Search code examples
altair

Adding vertical average lines on top of a layered histogram in Altair


I am trying to add vertical lines indicating the average of datasets in a layered histogram in Altair (based on their example). My attempt below is failing:

base = alt.Chart(outcomes)

bar = base.transform_fold(
    ['Push','Dealer Win','Player Win','Ace High Push'],
    as_=['Outcome','Outcomes out of 1000']
).mark_bar(
    opacity=0.3,
    binSpacing=0
).encode(
    alt.X('Outcomes out of 1000:Q', bin=alt.Bin(maxbins=100)),
    alt.Y('count()', stack=None),
    alt.Color('Outcome:N')
)

rule = base.transform_fold(
    ['Push','Dealer Win','Player Win','Ace High Push'],
    as_=['Count','Outcome']
).mark_rule(
    color='red'
).encode(
    alt.X('mean(Outcome):Q'),
    size=alt.value(2)
)

bar + rule

which results in:

empty graph

When I do just bar though the layered histogram renders just fine:

enter image description here

Basically what I'm looking for is:

enter image description here

Thanks🙏

Update (less than an hour after original post):

Thanks @debbes for the speedy guidance!
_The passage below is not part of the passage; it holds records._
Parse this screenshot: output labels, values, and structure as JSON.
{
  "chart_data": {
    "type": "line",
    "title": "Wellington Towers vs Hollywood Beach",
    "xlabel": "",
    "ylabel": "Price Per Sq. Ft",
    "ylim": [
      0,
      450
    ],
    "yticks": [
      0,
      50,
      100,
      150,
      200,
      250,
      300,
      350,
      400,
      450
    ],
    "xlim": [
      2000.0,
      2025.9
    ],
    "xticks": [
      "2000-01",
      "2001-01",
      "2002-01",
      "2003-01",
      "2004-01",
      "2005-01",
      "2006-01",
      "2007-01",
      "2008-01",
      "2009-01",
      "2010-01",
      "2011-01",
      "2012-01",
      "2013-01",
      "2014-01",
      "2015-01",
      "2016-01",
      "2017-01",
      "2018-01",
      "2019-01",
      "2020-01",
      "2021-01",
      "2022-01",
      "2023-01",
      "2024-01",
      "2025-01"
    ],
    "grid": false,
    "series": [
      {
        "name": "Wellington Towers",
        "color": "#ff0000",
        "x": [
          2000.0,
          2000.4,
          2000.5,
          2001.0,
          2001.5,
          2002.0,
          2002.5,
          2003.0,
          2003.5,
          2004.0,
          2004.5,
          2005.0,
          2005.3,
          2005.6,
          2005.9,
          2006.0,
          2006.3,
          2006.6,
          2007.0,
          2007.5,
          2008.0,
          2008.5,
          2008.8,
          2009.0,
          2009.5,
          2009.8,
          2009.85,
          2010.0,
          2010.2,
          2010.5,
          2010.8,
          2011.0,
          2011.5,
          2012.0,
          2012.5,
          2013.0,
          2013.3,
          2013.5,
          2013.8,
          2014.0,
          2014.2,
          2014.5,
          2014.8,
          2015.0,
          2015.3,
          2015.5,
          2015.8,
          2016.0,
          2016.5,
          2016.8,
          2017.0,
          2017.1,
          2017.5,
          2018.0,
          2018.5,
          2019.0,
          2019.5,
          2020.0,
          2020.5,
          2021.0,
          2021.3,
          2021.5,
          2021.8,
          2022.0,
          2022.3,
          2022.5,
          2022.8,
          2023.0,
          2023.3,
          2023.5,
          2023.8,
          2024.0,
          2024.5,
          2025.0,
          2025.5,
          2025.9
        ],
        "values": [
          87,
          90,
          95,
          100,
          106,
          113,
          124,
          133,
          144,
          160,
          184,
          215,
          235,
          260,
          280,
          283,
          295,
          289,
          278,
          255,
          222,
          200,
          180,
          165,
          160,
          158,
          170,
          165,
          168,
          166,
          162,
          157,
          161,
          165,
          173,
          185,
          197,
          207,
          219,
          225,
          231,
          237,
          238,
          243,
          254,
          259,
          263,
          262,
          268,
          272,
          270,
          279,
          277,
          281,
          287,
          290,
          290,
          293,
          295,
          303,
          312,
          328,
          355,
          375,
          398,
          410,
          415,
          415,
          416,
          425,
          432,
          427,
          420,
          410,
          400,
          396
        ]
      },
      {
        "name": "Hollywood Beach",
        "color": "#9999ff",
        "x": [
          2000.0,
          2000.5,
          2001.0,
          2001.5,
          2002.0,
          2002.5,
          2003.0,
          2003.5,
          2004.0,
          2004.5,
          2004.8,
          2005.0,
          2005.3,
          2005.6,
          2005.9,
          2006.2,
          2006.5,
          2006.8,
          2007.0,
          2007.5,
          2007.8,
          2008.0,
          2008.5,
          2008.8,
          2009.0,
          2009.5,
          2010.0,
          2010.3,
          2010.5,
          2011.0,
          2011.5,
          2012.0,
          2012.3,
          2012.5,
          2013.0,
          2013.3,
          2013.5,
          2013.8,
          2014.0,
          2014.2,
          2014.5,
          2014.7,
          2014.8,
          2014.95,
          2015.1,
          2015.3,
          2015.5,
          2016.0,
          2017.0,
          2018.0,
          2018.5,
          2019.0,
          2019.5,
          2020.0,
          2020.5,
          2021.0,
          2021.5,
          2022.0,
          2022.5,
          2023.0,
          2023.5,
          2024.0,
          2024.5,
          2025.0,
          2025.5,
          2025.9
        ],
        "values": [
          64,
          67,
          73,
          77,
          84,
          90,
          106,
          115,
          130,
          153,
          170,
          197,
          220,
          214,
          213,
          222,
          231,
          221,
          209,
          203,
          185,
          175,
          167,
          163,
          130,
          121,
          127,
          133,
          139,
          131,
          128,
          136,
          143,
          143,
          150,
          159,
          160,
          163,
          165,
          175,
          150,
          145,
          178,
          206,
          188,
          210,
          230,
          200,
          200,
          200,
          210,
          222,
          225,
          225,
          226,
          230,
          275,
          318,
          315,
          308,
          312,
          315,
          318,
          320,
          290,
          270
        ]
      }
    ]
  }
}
I was able to use your example to get this working via:

base = alt.Chart(outcomes).transform_fold(
    ['Push','Dealer Win','Player Win','Ace High Push'],
    as_=['Outcome','Outcomes out of 1000']
).transform_bin(
    field='Outcomes out of 1000',
    as_='bin_meas',
    bin=alt.Bin(maxbins=100)
).encode(
    color='Outcome:N'
)

hist = base.mark_bar(
    opacity=0.3,
    binSpacing=0
).encode(
    alt.X('bin_meas:Q'),
    alt.Y('count()', stack=None)
)

rule = base.mark_rule(
    size=2
).encode(
    alt.X('mean(Outcomes out of 1000):Q')
)

hist + rule

which results in:

transform_bin_solution


Solution

  • In this case you have to use the transform_bin instead of doing the binning in the X encoding:

    base = alt.Chart(source).transform_fold(
        ['Trial A', 'Trial B', 'Trial C'],
        as_=['Experiment', 'Measurement']
    ).transform_bin(
        field='Measurement',
        as_='bin_meas',
        bin=alt.Bin(maxbins=100)
    ).encode(
        color='Experiment:N'
    )
    
    hist = base.mark_bar(opacity=0.3,binSpacing=0).encode(
        alt.X('bin_meas:Q'),
        alt.Y('count()', stack=None),
    )
    
    rule = base.mark_rule(size=2).encode(alt.X('mean(Measurement):Q'),)
    
    hist + rule
    

    plot